Igan sighed, brought up a hand containing a capsule, extended the capsule to Harvey. 'Give her this.'
'What's that?' Harvey demanded.
'Just a sedative.'
'I don't want a sedative,' she sobbed.
'It's for your own good, my dear,' Igan said. 'Really, this could dislodge the embryo. You should remain calm and quiet this soon after the operation.'
'She doesn't want it,' Harvey said. His eyes glared with anger.
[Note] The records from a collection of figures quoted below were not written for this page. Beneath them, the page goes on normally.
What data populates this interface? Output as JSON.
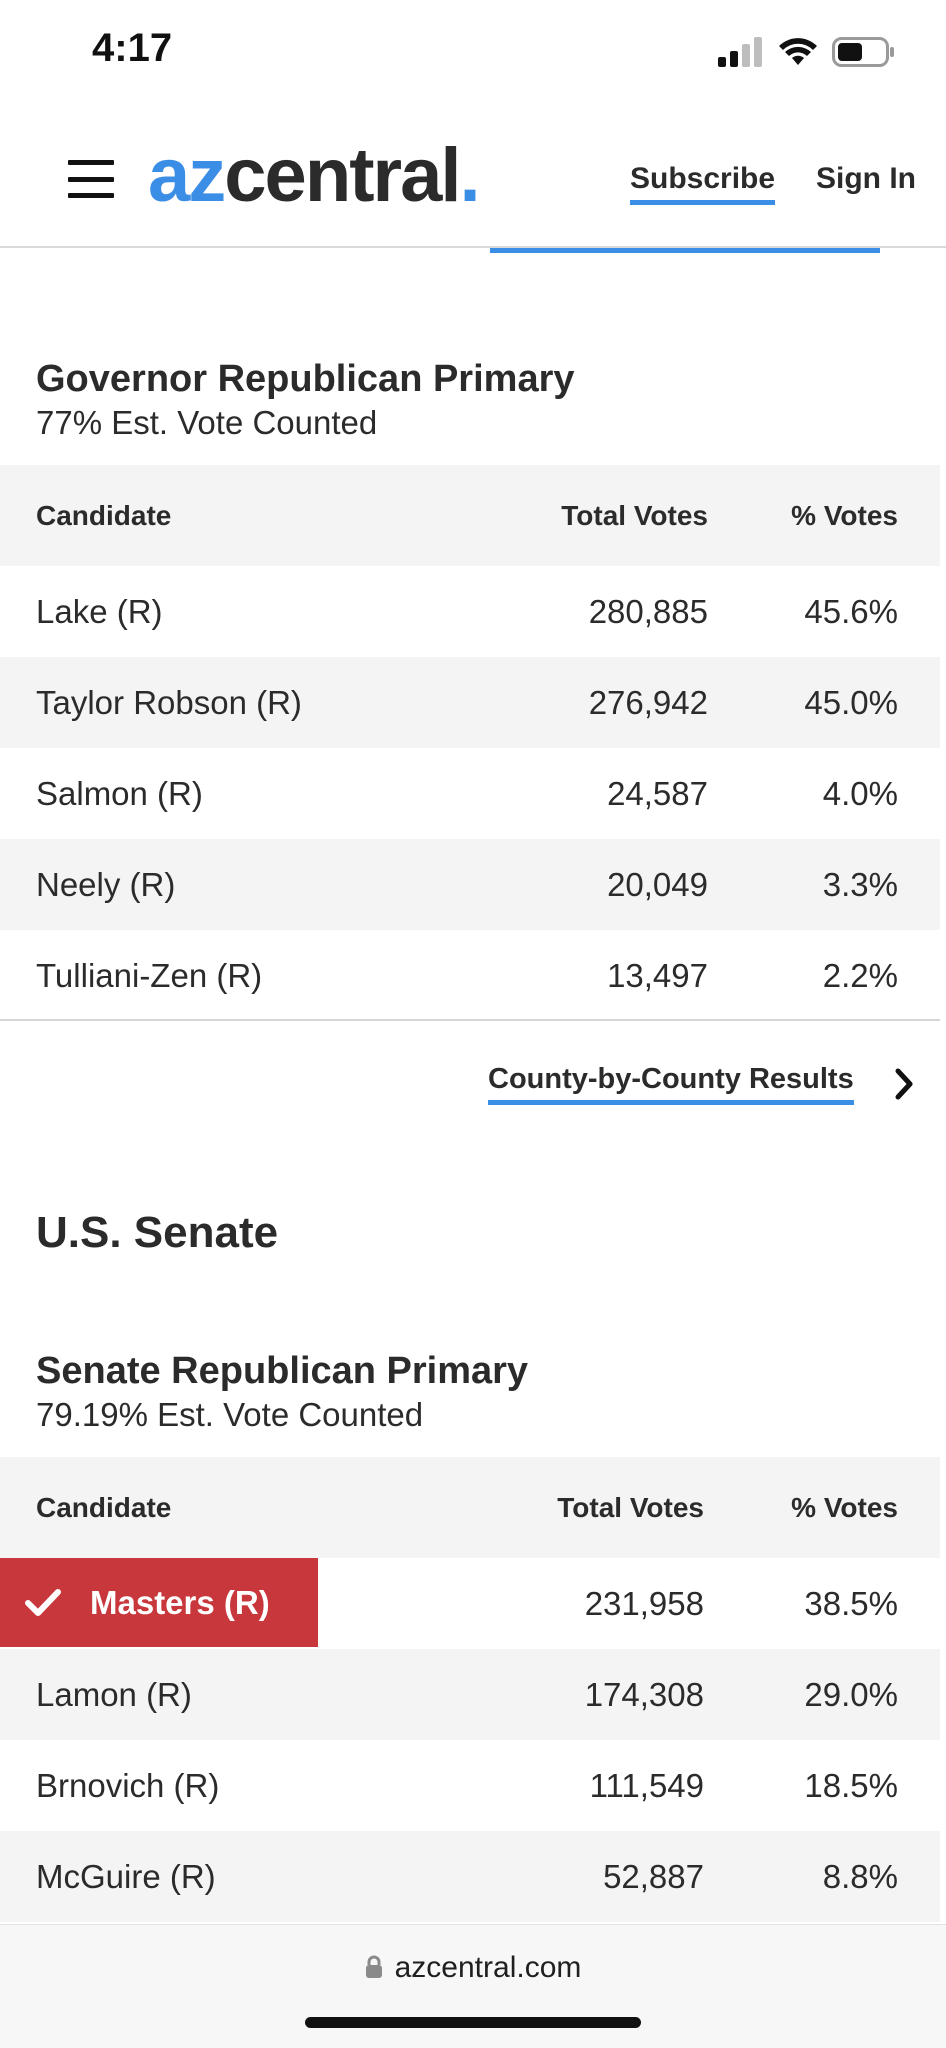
{
  "status_bar": {
    "time": "4:17",
    "battery_icon": "battery-half-icon",
    "wifi_icon": "wifi-icon",
    "signal_icon": "cellular-signal-icon"
  },
  "header": {
    "logo_part1": "az",
    "logo_part2": "central",
    "logo_dot": ".",
    "subscribe_label": "Subscribe",
    "signin_label": "Sign In",
    "menu_icon": "hamburger-menu-icon",
    "accent_color": "#3b8ee6"
  },
  "governor": {
    "title": "Governor Republican Primary",
    "subtitle": "77% Est. Vote Counted",
    "columns": {
      "candidate": "Candidate",
      "votes": "Total Votes",
      "pct": "% Votes"
    },
    "rows": [
      {
        "name": "Lake (R)",
        "votes": "280,885",
        "pct": "45.6%"
      },
      {
        "name": "Taylor Robson (R)",
        "votes": "276,942",
        "pct": "45.0%"
      },
      {
        "name": "Salmon (R)",
        "votes": "24,587",
        "pct": "4.0%"
      },
      {
        "name": "Neely (R)",
        "votes": "20,049",
        "pct": "3.3%"
      },
      {
        "name": "Tulliani-Zen (R)",
        "votes": "13,497",
        "pct": "2.2%"
      }
    ],
    "county_link": "County-by-County Results"
  },
  "senate_section_heading": "U.S. Senate",
  "senate": {
    "title": "Senate Republican Primary",
    "subtitle": "79.19% Est. Vote Counted",
    "columns": {
      "candidate": "Candidate",
      "votes": "Total Votes",
      "pct": "% Votes"
    },
    "rows": [
      {
        "name": "Masters (R)",
        "votes": "231,958",
        "pct": "38.5%",
        "winner": true
      },
      {
        "name": "Lamon (R)",
        "votes": "174,308",
        "pct": "29.0%"
      },
      {
        "name": "Brnovich (R)",
        "votes": "111,549",
        "pct": "18.5%"
      },
      {
        "name": "McGuire (R)",
        "votes": "52,887",
        "pct": "8.8%"
      }
    ],
    "winner_color": "#c8373b"
  },
  "browser": {
    "url": "azcentral.com",
    "lock_icon": "lock-icon"
  }
}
'She has to take it,' Igan said.
'Not if she doesn't want it.'
Igan forced his voice into a reasonable tone. 'Durant, I'm only trying to save our lives. You're angry now and you- '
'You're damn' right I'm angry! I'm tired of being ordered around!'
'If I've offended you, I'm sorry, Durant,' Igan said. 'But I must caution you that your present reaction is conditioned by your gene shaping. You've excess male protectiveness. Your wife will be all right. This sedative is harmless. She's hysterical because she has too much maternal drive. These are flaws in your gene shaping, but you'll both be all right if you remain calm.'
'Who says we're flawed?' Harvey demanded. 'I'll bet you're a Sterrie who's never-'
'That's quite enough, Durant,' the other doctor said. It was a rumbling, powerful voice.